Quatre types de consommateurs chez les 6-10 ans

Afin de mieux comprendre la détérioration de la couverture des besoins en calcium chez les 6-10 ans, le Crédoc a établi une typologie de leurs régimes alimentaires. Elle révèle quatre classes de jeunes consommateurs : les "petits mangeurs" (39% des enfants de 6-10 ans), les "habitués du tout prêt" (22%), les "palais sucrés" (16%) et les "amateurs de variétés" (23%). Les moins bons élèves étant les "petits mangeurs" et les "habitués du tout-prêt", qui diversifient le moins leur alimentation.


Les petits mangeurs sont particulièrement représentés chez les filles (55% contre 49% dans l'ensemble des 6-10 ans) et vivent plus souvent dans des familles en couple avec enfants (90% contre 82%). Leur particularité : ils consomment moins de tous les produits alimentaires, exception faite des boissons chaudes et des viennoiseries. C’est la classe d’enfants dont les apports en calcium sont les plus faibles : 62% d’entre eux ont des apports inférieurs aux besoins moyens. 

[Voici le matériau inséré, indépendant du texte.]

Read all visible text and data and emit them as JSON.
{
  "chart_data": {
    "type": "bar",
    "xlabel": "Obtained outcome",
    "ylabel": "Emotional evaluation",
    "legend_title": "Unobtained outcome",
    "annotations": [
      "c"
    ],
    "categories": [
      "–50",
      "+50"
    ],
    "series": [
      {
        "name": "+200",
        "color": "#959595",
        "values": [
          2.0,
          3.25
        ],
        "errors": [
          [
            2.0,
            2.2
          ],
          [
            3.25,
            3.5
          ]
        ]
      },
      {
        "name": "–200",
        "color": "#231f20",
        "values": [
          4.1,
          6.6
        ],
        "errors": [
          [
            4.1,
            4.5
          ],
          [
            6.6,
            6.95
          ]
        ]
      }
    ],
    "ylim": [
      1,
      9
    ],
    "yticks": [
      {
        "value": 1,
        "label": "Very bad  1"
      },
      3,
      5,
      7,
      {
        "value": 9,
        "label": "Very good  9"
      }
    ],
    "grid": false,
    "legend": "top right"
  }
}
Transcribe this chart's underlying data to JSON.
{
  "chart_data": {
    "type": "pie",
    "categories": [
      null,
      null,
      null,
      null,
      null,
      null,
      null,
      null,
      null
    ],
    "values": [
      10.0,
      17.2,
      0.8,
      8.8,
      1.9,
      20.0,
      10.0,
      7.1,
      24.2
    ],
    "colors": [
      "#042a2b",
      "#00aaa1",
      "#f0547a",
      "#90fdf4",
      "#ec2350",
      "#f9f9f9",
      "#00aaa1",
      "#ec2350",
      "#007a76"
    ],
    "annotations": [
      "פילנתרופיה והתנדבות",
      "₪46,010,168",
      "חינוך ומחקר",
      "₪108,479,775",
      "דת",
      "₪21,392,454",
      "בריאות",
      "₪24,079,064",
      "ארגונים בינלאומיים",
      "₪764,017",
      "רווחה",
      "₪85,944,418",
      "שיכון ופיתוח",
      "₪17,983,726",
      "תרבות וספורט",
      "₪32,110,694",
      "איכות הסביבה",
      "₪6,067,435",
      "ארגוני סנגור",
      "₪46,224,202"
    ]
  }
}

• Les "habitués du tout-prêt" habitent plutôt en région parisienne et sont plus souvent issus de familles monoparentales. Ils sont également plus sédentaires car ils passent plus de temps devant les écrans et sont plus souvent en surpoids. La diversité de leur alimentation est la plus faible : ils consomment plus de sandwichs (+55 %), de pizzas-quiches (+45 %) et de plats composés (+30 %) que la moyenne, mais ils ont aussi des apports en calcium supérieurs à la moyenne grâce à leur forte consommation de lait et de céréales au petit-déjeuner. 

• Les "palais sucrés" sont quant à eux plus souvent des enfants d’ouvriers, plutôt sédentaires, et ont tendance à être davantage en surpoids ou obèses. Gros consommateurs de biscuits salés, de pâtisseries et de boissons sucrées, 45% d’entre eux n’atteignent pas les besoins en calcium.


• De leur côté, les "amateurs de variétés" sont plus actifs que la moyenne et davantage issus de catégories socioprofessionnelles supérieures. Ils habitent plus souvent le sud de la France. La diversité de leur alimentation est plus élevée et ils couvrent plutôt bien leurs besoins en calcium (seuls 31% n’y parviennent pas) car ils mangent davantage de fromage, produit qui est le plus important contributeur aux apports en calcium, et consomment aussi une bonne diversité de produits laitiers.